Giant machine shows how a computer works
A giant, fully operational 16-bit computer that aims to demystify the strange and seemingly magical mechanisms of computation has been built by students and staff from the University of Bristol.
The Big Hex Machine, specifically designed to explain how a computer works, has been built out of over 100 specially designed four-bit circuit boards and will enable students to be taught about the fundamental principles of computer architecture from just a few basic components.
The computer - 'an ultimate teaching tool' - will be used as part of this year's computer architecture unit and will be an invaluable resource to enable students to get creative with what is traditionally seen as a complicated subject. The machine's instruction set requires a very small compiler, but it is powerful enough to implement useful programs.

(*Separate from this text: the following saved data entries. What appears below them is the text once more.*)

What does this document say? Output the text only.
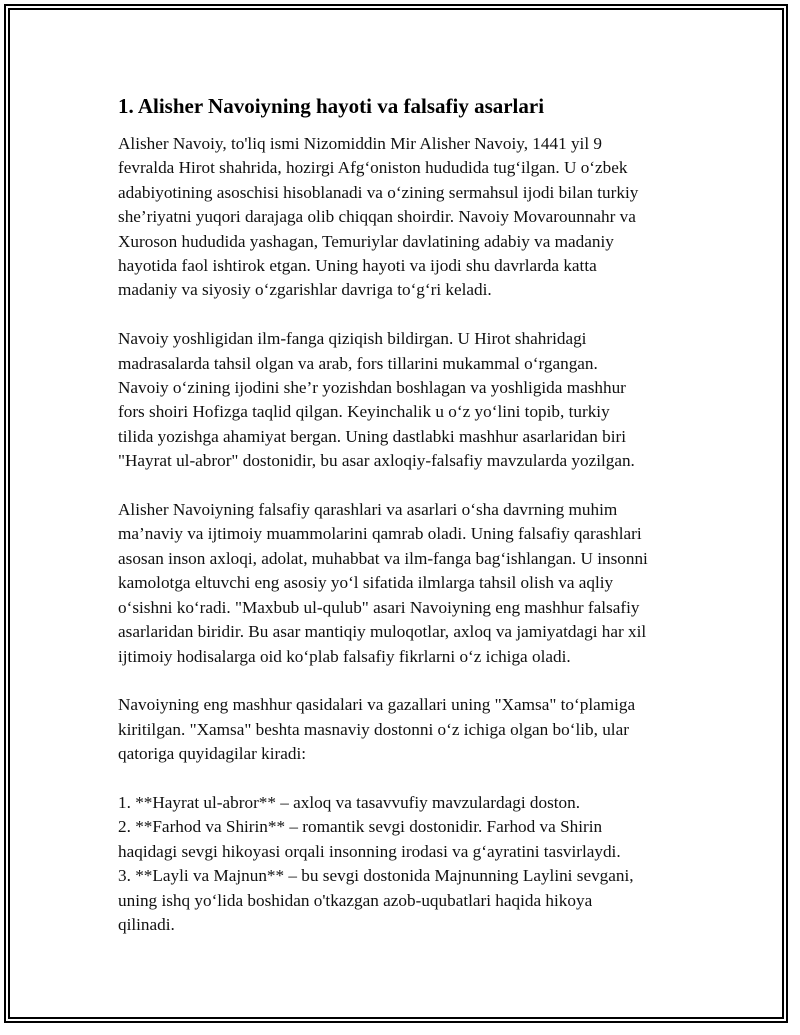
1. Alisher Navoiyning hayoti va falsafiy asarlari

Alisher Navoiy, to'liq ismi Nizomiddin Mir Alisher Navoiy, 1441 yil 9
fevralda Hirot shahrida, hozirgi Afg‘oniston hududida tug‘ilgan. U o‘zbek
adabiyotining asoschisi hisoblanadi va o‘zining sermahsul ijodi bilan turkiy
she’riyatni yuqori darajaga olib chiqqan shoirdir. Navoiy Movarounnahr va
Xuroson hududida yashagan, Temuriylar davlatining adabiy va madaniy
hayotida faol ishtirok etgan. Uning hayoti va ijodi shu davrlarda katta
madaniy va siyosiy o‘zgarishlar davriga to‘g‘ri keladi.

Navoiy yoshligidan ilm-fanga qiziqish bildirgan. U Hirot shahridagi
madrasalarda tahsil olgan va arab, fors tillarini mukammal o‘rgangan.
Navoiy o‘zining ijodini she’r yozishdan boshlagan va yoshligida mashhur
fors shoiri Hofizga taqlid qilgan. Keyinchalik u o‘z yo‘lini topib, turkiy
tilida yozishga ahamiyat bergan. Uning dastlabki mashhur asarlaridan biri
"Hayrat ul-abror" dostonidir, bu asar axloqiy-falsafiy mavzularda yozilgan.

Alisher Navoiyning falsafiy qarashlari va asarlari o‘sha davrning muhim
ma’naviy va ijtimoiy muammolarini qamrab oladi. Uning falsafiy qarashlari
asosan inson axloqi, adolat, muhabbat va ilm-fanga bag‘ishlangan. U insonni
kamolotga eltuvchi eng asosiy yo‘l sifatida ilmlarga tahsil olish va aqliy
o‘sishni ko‘radi. "Maxbub ul-qulub" asari Navoiyning eng mashhur falsafiy
asarlaridan biridir. Bu asar mantiqiy muloqotlar, axloq va jamiyatdagi har xil
ijtimoiy hodisalarga oid ko‘plab falsafiy fikrlarni o‘z ichiga oladi.

Navoiyning eng mashhur qasidalari va gazallari uning "Xamsa" to‘plamiga
kiritilgan. "Xamsa" beshta masnaviy dostonni o‘z ichiga olgan bo‘lib, ular
qatoriga quyidagilar kiradi:

1. **Hayrat ul-abror** – axloq va tasavvufiy mavzulardagi doston.
2. **Farhod va Shirin** – romantik sevgi dostonidir. Farhod va Shirin
haqidagi sevgi hikoyasi orqali insonning irodasi va g‘ayratini tasvirlaydi.
3. **Layli va Majnun** – bu sevgi dostonida Majnunning Laylini sevgani,
uning ishq yo‘lida boshidan o'tkazgan azob-uqubatlari haqida hikoya
qilinadi.
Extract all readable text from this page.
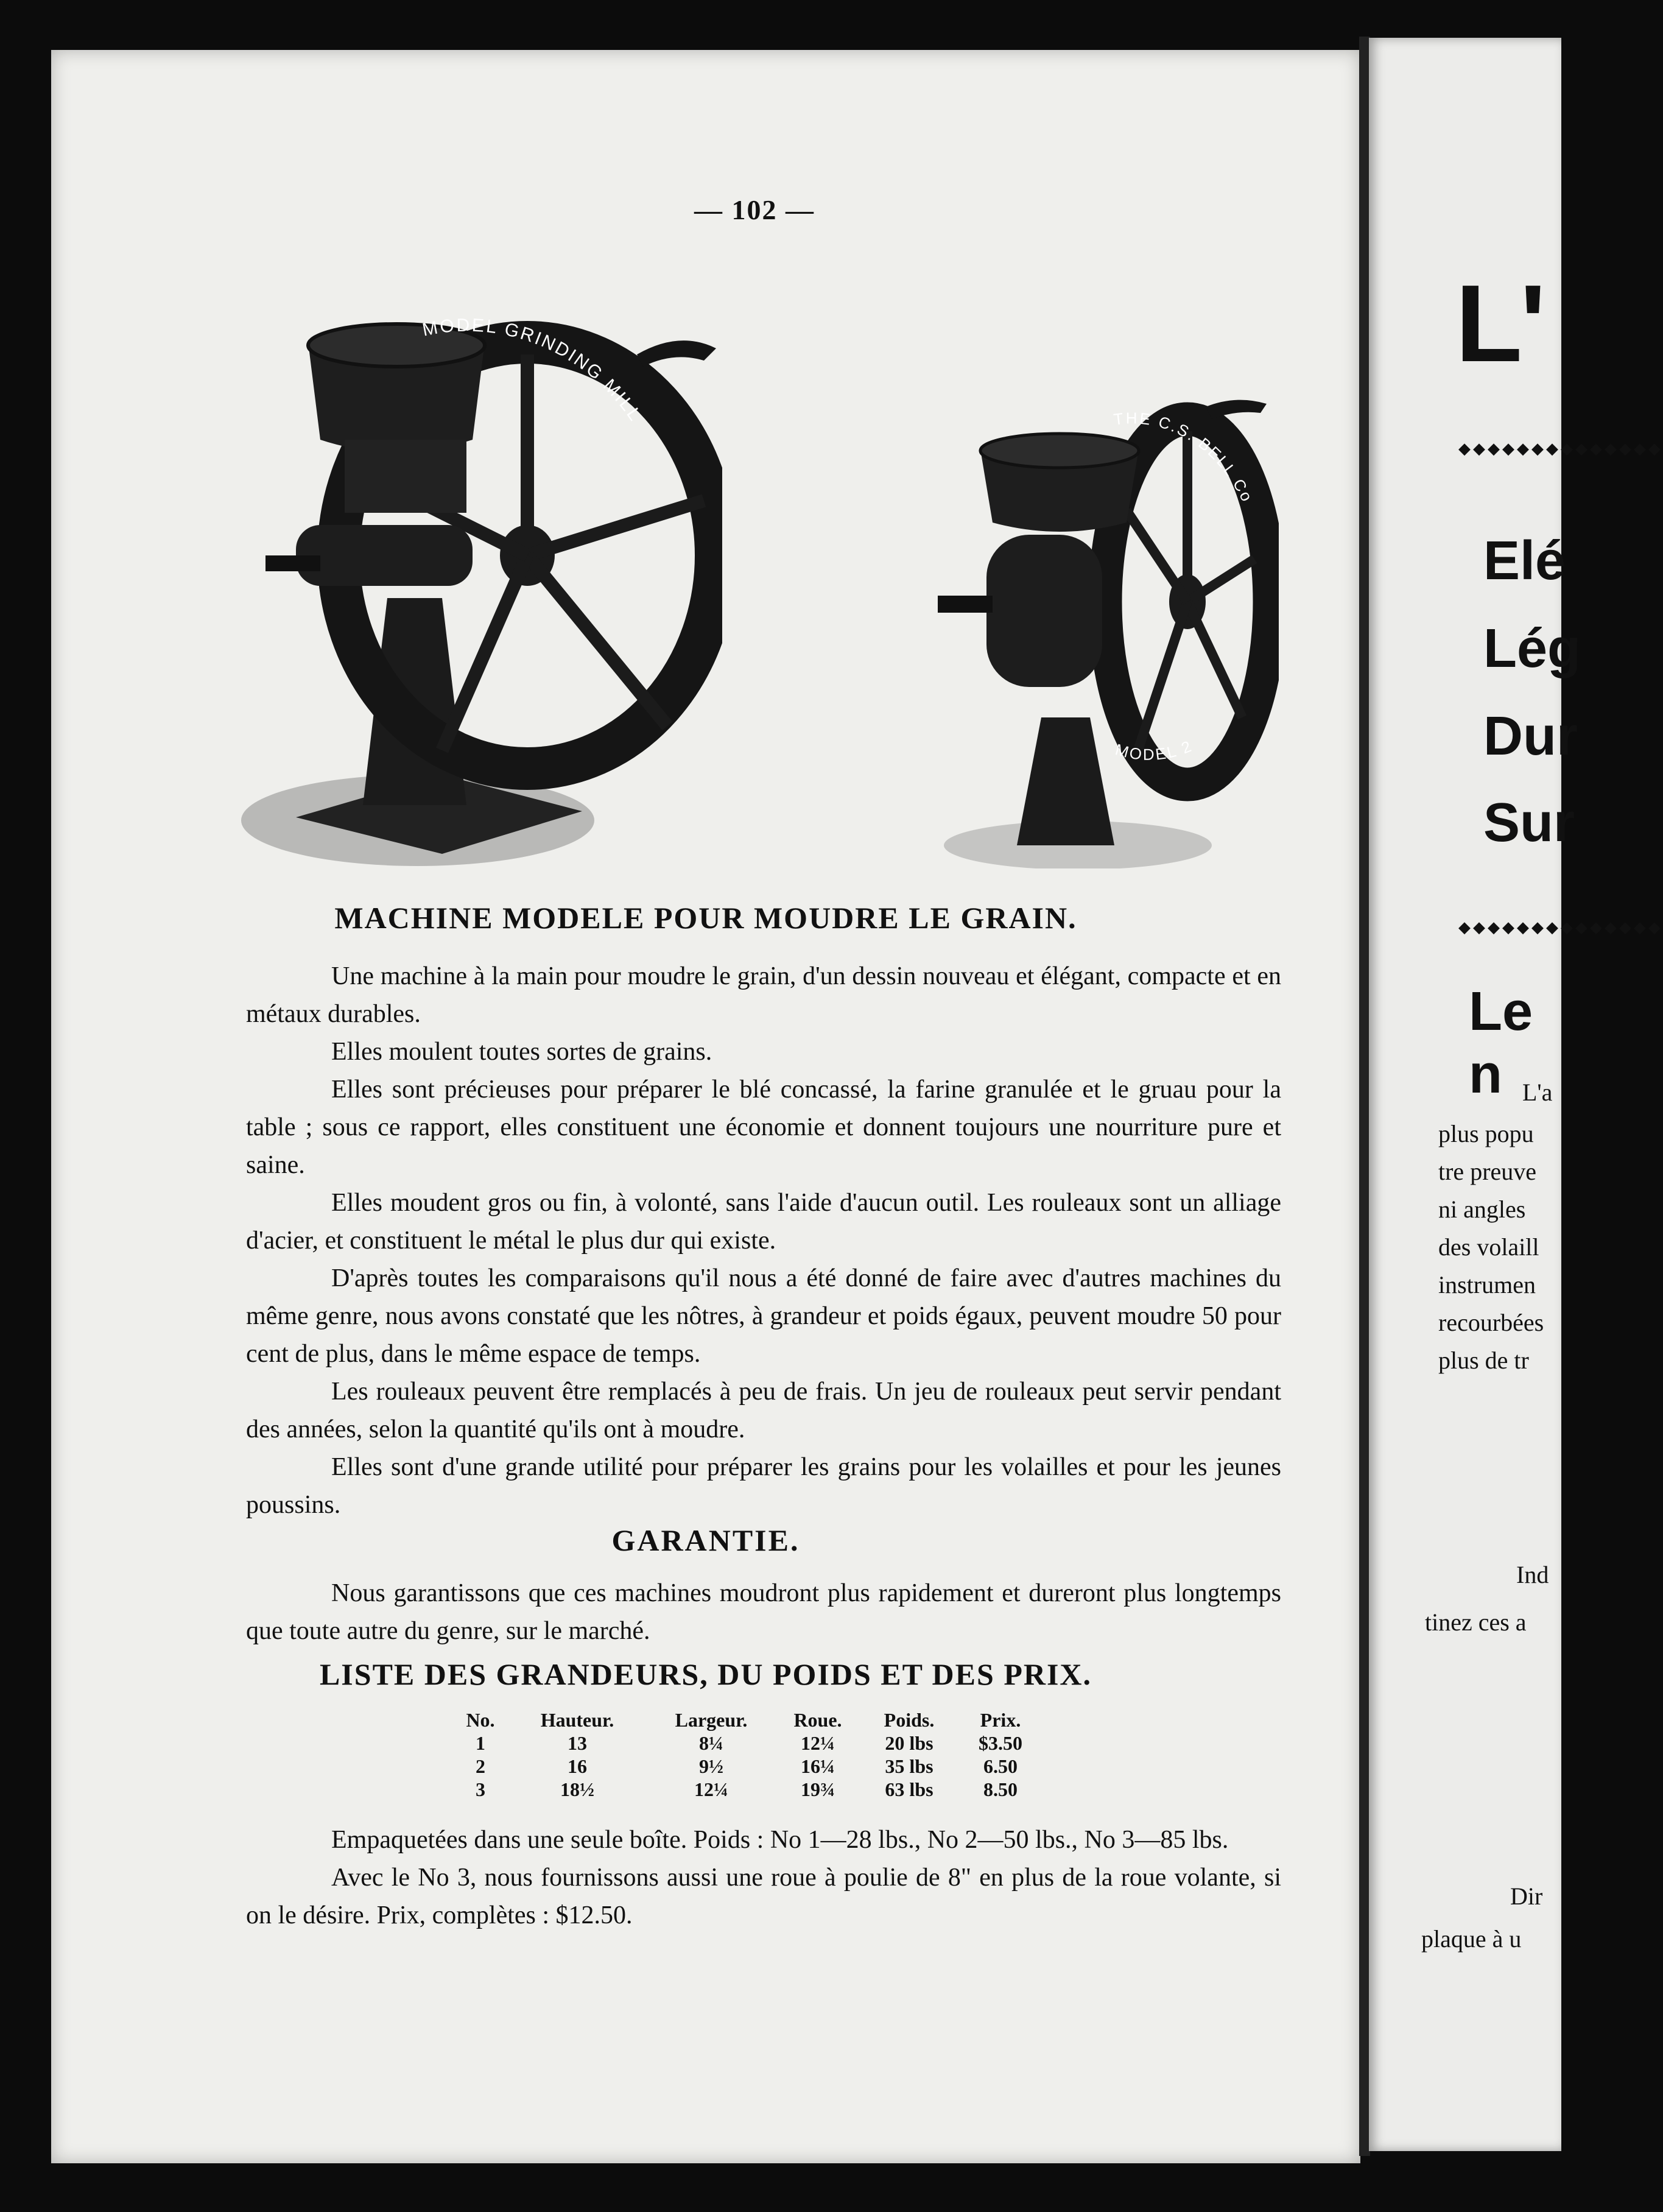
— 102 —
MODEL GRINDING MILL	THE C.S. BELL Co
MODEL 2
MACHINE MODELE POUR MOUDRE LE GRAIN.

Une machine à la main pour moudre le grain, d'un dessin nouveau et élégant, compacte et en métaux durables.

Elles moulent toutes sortes de grains.

Elles sont précieuses pour préparer le blé concassé, la farine granulée et le gruau pour la table ; sous ce rapport, elles constituent une économie et donnent toujours une nourriture pure et saine.

Elles moudent gros ou fin, à volonté, sans l'aide d'aucun outil. Les rouleaux sont un alliage d'acier, et constituent le métal le plus dur qui existe.

D'après toutes les comparaisons qu'il nous a été donné de faire avec d'autres machines du même genre, nous avons constaté que les nôtres, à grandeur et poids égaux, peuvent moudre 50 pour cent de plus, dans le même espace de temps.

Les rouleaux peuvent être remplacés à peu de frais. Un jeu de rouleaux peut servir pendant des années, selon la quantité qu'ils ont à moudre.

Elles sont d'une grande utilité pour préparer les grains pour les volailles et pour les jeunes poussins.

GARANTIE.

Nous garantissons que ces machines moudront plus rapidement et dureront plus longtemps que toute autre du genre, sur le marché.

LISTE DES GRANDEURS, DU POIDS ET DES PRIX.
No.	Hauteur.	Largeur.	Roue.	Poids.	Prix.
1	13	8¼	12¼	20 lbs	$3.50
2	16	9½	16¼	35 lbs	6.50
3	18½	12¼	19¾	63 lbs	8.50

Empaquetées dans une seule boîte. Poids : No 1—28 lbs., No 2—50 lbs., No 3—85 lbs.

Avec le No 3, nous fournissons aussi une roue à poulie de 8" en plus de la roue volante, si on le désire. Prix, complètes : $12.50.

L'
◆◆◆◆◆◆◆◆◆◆◆◆◆◆
Elé
Lég
Dur
Sur
◆◆◆◆◆◆◆◆◆◆◆◆◆◆
Le n L'a
plus popu
tre preuve
ni angles
des volaill
instrumen
recourbées
plus de tr
Ind
tinez ces a
Dir
plaque à u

David May, Professor of Computer Science in the Department of Computer Science, who designed the architecture and its accompanying language, said: "You cannot understand how a computer works by taking one apart! In our giant machine, all of the structure is clearly visible - as is the movement of information as it executes programs. It demonstrates the principle used in all computers - general-purpose hardware controlled by a stored program. "
The wall-mounted computer, based in the Merchant Venturers School of Engineering, measures over eight square metres. Along with the processor, it has input and output devices, a custom built LED matrix, a web-based application to control its operation, and a complete toolchain for students to write, build and execute their own software.
Richard Grafton, Senior Creative Teaching Technologist in the Department of Computer Science, said: "Building such a machine was not a trivial task. It's a result of a great collaboration between students and staff and a real testament to persistence, commitment and teamwork. Most importantly, it's an achievement of thinking a bit differently."
Sam Russell, a third year computer science student, who worked on building both the prototype and final machine, added: "It was exciting for me to almost cast myself back to the problems encountered by the original computer building engineers. I literally put my blood, sweat and tears into something that is an art work, an educational tool, a gigantic toy, a spark to reminisce of the old days, but most of all, something that demystifies the magic to something that everyone can understand."
The machine will be officially unveiled at a special event later in the year.